Lenín Boltaire Moreno, the leftist candidate, has claimed victory in the second round of Ecuador’s polarising presidential run-off. He is the anointed but less charismatic successor to President Rafael Correa who is legally barred from running again after ruling the country for a decade. However, the result is very tight and not yet final. With 99% of votes counted, Moreno has 51% of the vote while his rival, conservative banker Guillermo Lasso, has 49%. Tensions were already high following the first-round vote two months ago, when it took three days to declare that a run-off between Moreno and Lasso would take place. Therefore, not surprisingly, Lasso is challenging the result while many of his followers took to the streets.

Impact on country risk

The election results, if final, prelude the continuity of the ‘citizens’ revolution’, declared a decade ago. Moreover, it defies a regional swing to the right-leaning governments which recently came to power in Argentina, Brazil and Peru as the commodities boom ended.
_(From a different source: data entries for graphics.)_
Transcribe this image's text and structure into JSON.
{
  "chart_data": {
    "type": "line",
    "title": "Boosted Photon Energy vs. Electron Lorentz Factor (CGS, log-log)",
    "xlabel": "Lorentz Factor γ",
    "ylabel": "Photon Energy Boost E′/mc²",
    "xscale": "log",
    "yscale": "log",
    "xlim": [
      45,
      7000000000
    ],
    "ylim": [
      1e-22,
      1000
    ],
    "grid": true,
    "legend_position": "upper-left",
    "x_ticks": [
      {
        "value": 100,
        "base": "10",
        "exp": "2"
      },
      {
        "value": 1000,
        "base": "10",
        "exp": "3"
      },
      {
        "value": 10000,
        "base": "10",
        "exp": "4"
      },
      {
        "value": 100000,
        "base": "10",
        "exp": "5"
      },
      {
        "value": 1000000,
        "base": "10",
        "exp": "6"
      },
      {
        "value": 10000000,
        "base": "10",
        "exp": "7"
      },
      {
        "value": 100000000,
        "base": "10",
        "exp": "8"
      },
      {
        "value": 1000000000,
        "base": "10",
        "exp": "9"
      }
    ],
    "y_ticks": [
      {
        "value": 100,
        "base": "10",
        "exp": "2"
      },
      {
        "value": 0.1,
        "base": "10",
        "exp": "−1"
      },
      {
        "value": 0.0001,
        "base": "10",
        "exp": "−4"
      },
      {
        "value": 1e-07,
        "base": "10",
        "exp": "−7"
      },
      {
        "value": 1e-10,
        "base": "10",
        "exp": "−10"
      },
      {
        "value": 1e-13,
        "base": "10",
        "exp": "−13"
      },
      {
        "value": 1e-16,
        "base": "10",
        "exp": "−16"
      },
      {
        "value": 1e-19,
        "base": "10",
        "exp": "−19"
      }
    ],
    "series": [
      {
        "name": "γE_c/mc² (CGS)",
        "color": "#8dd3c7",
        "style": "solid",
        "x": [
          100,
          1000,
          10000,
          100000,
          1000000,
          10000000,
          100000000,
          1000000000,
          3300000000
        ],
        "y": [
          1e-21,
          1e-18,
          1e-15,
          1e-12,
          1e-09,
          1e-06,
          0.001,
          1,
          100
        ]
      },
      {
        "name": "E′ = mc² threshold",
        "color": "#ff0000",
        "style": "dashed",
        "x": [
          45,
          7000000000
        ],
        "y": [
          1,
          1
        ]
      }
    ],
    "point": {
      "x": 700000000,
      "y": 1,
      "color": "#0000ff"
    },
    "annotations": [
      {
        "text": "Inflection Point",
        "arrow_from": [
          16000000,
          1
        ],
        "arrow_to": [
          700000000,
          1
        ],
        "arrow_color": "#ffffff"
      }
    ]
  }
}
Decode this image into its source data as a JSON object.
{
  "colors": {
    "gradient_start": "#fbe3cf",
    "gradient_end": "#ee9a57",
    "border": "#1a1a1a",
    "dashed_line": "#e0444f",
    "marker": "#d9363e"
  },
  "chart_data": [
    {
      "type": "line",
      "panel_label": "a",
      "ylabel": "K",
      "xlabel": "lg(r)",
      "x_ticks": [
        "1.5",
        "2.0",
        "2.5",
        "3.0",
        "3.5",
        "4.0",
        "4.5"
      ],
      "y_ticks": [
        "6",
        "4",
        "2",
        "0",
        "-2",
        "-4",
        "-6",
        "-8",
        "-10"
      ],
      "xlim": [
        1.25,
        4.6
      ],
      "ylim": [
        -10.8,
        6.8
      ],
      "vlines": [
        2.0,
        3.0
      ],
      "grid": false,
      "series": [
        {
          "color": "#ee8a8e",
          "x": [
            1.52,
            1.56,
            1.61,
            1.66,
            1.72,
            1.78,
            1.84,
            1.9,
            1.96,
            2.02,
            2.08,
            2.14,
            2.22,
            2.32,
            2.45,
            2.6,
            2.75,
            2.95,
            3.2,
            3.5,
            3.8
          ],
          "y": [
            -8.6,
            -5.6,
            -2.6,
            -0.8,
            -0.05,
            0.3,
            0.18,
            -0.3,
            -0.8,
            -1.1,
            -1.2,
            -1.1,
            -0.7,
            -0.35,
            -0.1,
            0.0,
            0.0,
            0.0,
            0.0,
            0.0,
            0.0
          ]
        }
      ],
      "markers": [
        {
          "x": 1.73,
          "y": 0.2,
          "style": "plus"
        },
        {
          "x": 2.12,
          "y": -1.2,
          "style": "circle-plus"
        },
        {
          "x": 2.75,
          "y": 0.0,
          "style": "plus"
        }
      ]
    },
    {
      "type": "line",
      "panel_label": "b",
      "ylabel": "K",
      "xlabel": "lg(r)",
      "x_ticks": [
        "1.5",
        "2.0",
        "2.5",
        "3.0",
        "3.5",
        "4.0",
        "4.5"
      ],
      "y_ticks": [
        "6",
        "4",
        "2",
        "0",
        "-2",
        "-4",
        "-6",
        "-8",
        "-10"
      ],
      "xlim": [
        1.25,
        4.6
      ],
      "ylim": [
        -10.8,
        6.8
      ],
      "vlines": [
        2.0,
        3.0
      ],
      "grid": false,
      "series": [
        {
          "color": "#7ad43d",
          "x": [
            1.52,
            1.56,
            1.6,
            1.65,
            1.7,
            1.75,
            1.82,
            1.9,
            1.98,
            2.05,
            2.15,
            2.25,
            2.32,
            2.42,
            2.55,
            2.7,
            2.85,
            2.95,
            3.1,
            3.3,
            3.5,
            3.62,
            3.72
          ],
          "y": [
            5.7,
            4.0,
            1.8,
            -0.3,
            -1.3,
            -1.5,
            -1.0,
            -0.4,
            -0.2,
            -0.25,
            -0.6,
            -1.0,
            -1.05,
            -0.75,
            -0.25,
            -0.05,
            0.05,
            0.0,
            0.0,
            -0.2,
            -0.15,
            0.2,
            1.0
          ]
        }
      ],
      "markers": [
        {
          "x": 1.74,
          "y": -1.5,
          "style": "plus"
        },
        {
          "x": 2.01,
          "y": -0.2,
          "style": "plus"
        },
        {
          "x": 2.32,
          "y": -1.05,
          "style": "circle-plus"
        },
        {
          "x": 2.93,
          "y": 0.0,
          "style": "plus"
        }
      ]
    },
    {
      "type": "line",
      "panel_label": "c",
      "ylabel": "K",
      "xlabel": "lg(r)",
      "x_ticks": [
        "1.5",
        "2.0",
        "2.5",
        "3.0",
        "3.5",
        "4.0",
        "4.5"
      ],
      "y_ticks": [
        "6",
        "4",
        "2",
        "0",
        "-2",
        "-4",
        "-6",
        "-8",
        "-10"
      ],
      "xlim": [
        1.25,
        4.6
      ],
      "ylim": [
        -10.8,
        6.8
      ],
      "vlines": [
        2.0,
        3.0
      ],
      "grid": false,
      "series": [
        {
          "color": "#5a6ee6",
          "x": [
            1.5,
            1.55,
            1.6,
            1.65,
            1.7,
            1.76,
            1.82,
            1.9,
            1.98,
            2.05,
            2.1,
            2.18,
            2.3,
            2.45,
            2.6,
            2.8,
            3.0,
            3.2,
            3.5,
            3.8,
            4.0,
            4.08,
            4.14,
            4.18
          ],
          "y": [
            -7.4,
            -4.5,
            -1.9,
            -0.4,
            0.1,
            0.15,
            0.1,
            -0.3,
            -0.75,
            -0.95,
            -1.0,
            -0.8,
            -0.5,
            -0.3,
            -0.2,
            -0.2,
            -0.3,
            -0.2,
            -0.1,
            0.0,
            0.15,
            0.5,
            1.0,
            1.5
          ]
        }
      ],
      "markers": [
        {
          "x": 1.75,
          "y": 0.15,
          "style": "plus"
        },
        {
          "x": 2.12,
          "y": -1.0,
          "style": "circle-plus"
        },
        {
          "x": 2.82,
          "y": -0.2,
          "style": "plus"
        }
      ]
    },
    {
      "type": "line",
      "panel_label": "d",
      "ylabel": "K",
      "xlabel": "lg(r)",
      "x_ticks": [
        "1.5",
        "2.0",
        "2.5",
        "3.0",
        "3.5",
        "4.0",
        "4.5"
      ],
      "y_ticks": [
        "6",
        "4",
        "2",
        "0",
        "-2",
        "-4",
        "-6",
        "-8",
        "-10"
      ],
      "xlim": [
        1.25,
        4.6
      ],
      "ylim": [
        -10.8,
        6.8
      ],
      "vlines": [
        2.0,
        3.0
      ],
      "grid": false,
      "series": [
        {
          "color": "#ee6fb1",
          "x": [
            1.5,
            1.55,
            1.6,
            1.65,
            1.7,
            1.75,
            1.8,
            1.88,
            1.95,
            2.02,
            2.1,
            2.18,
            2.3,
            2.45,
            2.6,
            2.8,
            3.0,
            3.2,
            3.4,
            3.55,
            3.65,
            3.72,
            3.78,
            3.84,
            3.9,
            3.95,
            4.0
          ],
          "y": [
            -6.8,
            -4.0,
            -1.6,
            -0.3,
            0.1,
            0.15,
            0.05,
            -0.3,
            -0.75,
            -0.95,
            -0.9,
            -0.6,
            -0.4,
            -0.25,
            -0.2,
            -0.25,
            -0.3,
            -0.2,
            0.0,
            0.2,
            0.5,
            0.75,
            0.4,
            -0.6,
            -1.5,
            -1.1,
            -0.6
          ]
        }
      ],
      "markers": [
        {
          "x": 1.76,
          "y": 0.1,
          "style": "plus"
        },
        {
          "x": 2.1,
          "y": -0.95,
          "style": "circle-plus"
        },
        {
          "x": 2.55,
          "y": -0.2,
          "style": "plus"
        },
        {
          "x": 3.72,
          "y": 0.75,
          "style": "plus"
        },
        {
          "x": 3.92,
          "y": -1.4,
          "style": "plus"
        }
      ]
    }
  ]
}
However, the continuity of the leftist policies will be more difficult than a decade ago. Firstly, Moreno will have trouble to continue the growth policies based on recycling oil revenues through government spending as oil prices are expected to remain relatively low. Indeed, the country is in recession since 2016 and recovery is not expected in the medium term (also in 2017 a contraction is forecasted of about -2.7%). Moreno also promised to increase public spending and continue the social programmes of his predecessor which contributed to slashing poverty rates. However, the structural fiscal deficits in the past eight years doubled government debt (at almost 40% of GDP by the end of 2016) and can also make this pledge challenging. Financing further fiscal deficits will especially be tricky since Ecuador has limited access to external financing due to its history of sovereign defaults. Another difficulty will be to crack down on graft and governing amid corruption scandals at state-run oil company PetroEcuador and allegations related to bribes of Brazilian conglomerate Odebrecht. Finally, Lasso is also expected to continue to oppose the election results which can trickle into political unrest.